Brasil tem a sexta maior taxa de desemprego, indica ranking

    No trimestre encerrado em dezembro, a taxa de desemprego no país foi de 11,1%

    Foto: Agência Brasil

    O ranking produzido pelo economista-chefe da agência de classificação de risco Austin Rating, Alex Agostini, indica que ao final de 2021 o Brasil teve a sexta maior taxa de desemprego em uma lista com 42 países.

    No trimestre encerrado em dezembro, a taxa de desemprego no Brasil foi de 11,1%, informou na quinta-feira (24) o Instituto Brasileiro de Geografia e Estatística (IBGE).

    O resultado é até menor do que o verificado ao final de 2020 (14,2%), ano inicial da pandemia. Também é o mesmo do quarto trimestre de 2019, antes da crise sanitária provocada pelo coronavírus.

    Conforme o economista, o cenário brasileiro para 2022 não é dos mais favoráveis. Inflação persistente, juros altos e incertezas da corrida eleitoral tendem a frear a atividade econômica e, consequentemente, a retomada do mercado de trabalho.

    De acordo com o ranking, a Costa Rica foi a nação com a maior taxa de desemprego ao final de 2021: 15,6%. Agostini sinaliza que turbulências políticas vividas pelo país, além da pandemia, podem ter impactado o resultado local.

    A Espanha ocupa a segunda posição da lista, com desocupação na faixa de 13%.

    As outras nações que apresentaram taxas de desemprego maiores do que a brasileira foram Grécia (12,7%), Colômbia (12,6%) e Turquia (11,2%).

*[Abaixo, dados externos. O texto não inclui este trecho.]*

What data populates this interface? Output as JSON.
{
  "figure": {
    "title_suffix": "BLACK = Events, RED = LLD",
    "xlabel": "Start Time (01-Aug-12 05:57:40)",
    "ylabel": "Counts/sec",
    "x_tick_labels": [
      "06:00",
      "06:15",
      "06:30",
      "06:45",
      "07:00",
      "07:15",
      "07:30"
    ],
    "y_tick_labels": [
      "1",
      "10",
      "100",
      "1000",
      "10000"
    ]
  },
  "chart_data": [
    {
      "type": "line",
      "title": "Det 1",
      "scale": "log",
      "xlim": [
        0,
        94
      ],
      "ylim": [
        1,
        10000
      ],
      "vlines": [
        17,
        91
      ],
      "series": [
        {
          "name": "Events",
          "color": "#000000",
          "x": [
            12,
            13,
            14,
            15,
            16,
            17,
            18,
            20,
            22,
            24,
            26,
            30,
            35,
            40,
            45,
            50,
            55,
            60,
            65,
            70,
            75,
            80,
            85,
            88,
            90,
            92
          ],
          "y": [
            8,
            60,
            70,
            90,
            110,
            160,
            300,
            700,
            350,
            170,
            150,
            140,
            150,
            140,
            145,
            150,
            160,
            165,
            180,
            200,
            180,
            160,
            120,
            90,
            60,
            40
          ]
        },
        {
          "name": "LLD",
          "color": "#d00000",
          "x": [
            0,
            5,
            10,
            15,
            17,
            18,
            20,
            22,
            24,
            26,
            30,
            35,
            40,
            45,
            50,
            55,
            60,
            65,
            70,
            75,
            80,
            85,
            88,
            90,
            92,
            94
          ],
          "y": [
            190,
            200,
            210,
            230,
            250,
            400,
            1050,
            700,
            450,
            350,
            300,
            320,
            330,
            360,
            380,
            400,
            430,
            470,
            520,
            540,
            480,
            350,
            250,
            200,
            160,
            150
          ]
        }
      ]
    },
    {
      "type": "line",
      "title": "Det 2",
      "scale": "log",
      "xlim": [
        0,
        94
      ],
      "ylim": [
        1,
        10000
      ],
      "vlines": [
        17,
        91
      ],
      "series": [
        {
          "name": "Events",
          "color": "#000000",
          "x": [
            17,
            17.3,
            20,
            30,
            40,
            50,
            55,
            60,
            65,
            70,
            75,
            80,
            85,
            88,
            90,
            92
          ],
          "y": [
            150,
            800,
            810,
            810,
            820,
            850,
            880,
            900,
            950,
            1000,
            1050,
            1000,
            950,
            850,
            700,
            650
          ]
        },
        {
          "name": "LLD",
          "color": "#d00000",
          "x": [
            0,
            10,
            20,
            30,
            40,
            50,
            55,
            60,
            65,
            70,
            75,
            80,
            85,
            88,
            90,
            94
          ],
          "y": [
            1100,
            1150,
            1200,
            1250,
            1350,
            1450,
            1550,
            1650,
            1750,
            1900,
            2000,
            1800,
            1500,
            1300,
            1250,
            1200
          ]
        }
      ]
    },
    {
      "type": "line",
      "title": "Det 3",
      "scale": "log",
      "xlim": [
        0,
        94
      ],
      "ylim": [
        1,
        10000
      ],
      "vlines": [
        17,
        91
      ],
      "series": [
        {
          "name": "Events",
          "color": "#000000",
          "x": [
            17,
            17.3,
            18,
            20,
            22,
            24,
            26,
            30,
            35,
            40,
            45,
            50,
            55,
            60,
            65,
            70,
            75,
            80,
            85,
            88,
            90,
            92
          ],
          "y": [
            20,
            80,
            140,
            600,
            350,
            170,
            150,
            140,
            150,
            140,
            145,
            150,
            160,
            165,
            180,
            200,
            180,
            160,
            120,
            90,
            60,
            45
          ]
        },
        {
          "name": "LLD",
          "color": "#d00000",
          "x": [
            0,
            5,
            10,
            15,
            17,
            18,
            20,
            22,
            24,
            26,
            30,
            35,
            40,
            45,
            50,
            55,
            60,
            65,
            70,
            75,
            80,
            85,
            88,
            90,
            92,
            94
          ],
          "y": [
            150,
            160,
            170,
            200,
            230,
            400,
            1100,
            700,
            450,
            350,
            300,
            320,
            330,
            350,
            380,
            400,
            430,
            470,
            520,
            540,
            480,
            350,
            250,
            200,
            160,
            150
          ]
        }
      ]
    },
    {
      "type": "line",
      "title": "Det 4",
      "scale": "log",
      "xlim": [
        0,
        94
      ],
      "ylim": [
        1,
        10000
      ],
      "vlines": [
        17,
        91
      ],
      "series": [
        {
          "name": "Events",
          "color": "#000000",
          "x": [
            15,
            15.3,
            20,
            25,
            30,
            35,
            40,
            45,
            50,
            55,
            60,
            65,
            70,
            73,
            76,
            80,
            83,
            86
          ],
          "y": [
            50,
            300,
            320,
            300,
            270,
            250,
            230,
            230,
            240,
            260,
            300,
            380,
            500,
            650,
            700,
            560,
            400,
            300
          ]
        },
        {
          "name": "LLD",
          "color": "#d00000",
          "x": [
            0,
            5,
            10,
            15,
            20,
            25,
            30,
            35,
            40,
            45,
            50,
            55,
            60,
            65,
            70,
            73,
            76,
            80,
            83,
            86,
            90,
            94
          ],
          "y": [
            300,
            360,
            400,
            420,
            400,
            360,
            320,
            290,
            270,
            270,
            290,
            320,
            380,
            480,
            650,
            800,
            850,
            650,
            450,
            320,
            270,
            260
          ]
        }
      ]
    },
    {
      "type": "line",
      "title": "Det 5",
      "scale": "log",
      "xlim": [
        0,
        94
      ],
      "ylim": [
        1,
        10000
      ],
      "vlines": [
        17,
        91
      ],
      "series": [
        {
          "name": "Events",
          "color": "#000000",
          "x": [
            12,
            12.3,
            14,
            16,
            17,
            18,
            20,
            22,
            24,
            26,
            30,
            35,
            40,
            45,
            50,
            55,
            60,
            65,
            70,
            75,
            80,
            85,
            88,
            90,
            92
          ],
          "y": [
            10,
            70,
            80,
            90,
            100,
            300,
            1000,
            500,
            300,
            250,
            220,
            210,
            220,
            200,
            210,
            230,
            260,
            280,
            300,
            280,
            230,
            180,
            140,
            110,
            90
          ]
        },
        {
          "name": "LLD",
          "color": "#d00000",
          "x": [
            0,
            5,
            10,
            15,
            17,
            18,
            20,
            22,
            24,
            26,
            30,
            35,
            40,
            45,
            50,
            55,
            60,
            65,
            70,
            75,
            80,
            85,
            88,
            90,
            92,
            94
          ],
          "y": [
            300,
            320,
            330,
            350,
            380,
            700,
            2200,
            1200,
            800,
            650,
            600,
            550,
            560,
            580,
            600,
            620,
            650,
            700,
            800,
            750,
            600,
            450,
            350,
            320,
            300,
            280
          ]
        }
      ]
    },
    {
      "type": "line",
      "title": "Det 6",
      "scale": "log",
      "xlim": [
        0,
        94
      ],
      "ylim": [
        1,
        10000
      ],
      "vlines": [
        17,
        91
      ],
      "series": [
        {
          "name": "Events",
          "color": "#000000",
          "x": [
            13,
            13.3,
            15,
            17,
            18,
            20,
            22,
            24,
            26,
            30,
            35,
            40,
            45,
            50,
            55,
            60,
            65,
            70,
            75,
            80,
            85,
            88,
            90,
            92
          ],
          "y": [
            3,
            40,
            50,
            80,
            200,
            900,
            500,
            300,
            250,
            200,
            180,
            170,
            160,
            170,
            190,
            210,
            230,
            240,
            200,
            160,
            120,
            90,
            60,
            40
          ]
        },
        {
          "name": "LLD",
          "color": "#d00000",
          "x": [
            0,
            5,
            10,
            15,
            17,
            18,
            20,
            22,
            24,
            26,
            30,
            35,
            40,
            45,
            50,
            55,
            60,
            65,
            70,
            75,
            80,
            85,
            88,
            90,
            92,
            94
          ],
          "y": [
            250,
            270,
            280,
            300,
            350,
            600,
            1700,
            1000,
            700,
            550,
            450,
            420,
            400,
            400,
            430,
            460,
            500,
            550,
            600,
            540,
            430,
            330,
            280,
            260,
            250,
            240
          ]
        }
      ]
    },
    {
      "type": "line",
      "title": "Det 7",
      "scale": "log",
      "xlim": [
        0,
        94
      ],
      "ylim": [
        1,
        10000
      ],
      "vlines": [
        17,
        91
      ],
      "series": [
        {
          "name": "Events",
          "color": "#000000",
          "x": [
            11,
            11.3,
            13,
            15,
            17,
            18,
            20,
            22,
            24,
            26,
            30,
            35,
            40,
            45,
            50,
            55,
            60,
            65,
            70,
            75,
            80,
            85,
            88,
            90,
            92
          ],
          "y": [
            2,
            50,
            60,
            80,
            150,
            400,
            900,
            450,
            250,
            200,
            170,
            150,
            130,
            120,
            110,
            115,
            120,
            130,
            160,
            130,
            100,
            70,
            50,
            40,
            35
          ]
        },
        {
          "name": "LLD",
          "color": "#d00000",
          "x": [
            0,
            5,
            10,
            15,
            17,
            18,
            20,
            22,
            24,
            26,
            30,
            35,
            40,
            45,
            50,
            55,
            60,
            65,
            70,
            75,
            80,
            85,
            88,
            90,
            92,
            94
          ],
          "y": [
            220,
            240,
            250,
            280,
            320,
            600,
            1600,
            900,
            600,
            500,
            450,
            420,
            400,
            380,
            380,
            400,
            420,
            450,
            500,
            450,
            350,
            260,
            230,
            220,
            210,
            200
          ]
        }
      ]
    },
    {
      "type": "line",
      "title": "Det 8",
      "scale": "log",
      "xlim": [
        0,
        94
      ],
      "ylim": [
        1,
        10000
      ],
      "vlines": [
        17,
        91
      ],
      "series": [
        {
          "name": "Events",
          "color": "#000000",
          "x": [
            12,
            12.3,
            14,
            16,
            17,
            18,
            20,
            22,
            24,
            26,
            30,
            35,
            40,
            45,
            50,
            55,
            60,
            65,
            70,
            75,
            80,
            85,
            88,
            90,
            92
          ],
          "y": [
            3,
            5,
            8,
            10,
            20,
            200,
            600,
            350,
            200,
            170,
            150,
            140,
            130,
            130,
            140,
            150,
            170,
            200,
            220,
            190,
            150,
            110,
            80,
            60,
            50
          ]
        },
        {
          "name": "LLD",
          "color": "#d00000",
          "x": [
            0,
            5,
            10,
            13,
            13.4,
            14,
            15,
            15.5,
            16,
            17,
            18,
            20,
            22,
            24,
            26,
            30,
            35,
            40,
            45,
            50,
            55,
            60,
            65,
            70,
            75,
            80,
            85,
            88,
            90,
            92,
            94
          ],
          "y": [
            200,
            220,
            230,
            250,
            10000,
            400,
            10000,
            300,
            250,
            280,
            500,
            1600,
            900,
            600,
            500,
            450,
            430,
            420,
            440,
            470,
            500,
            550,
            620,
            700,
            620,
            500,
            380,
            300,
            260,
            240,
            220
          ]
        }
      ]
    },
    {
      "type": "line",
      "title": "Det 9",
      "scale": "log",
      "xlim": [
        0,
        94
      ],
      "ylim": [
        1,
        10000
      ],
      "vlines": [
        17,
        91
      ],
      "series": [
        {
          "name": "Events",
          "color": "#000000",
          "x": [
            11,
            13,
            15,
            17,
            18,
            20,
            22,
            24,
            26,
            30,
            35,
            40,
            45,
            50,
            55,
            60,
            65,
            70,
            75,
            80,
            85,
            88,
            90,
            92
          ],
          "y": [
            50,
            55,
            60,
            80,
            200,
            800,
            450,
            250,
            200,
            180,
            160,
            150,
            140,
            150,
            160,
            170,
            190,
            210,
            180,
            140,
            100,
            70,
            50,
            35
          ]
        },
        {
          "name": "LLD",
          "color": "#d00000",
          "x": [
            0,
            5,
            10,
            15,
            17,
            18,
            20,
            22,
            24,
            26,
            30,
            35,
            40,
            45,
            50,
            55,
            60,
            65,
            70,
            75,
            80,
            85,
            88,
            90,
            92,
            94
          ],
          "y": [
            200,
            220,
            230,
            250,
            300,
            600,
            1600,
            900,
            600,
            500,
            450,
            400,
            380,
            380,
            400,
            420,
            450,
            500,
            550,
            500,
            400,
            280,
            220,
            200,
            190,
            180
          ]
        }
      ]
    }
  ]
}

    A outra ponta do ranking é preenchida pela República Tcheca, com desocupação de 2,1%. Trata-se da menor taxa entre os 42 países avaliados. Singapura teve a segunda mais baixa (2,4%), e a Suíça, a terceira (2,6%).

    A taxa de desemprego mede o percentual de pessoas em busca de trabalho (desocupadas) em relação à população economicamente ativa.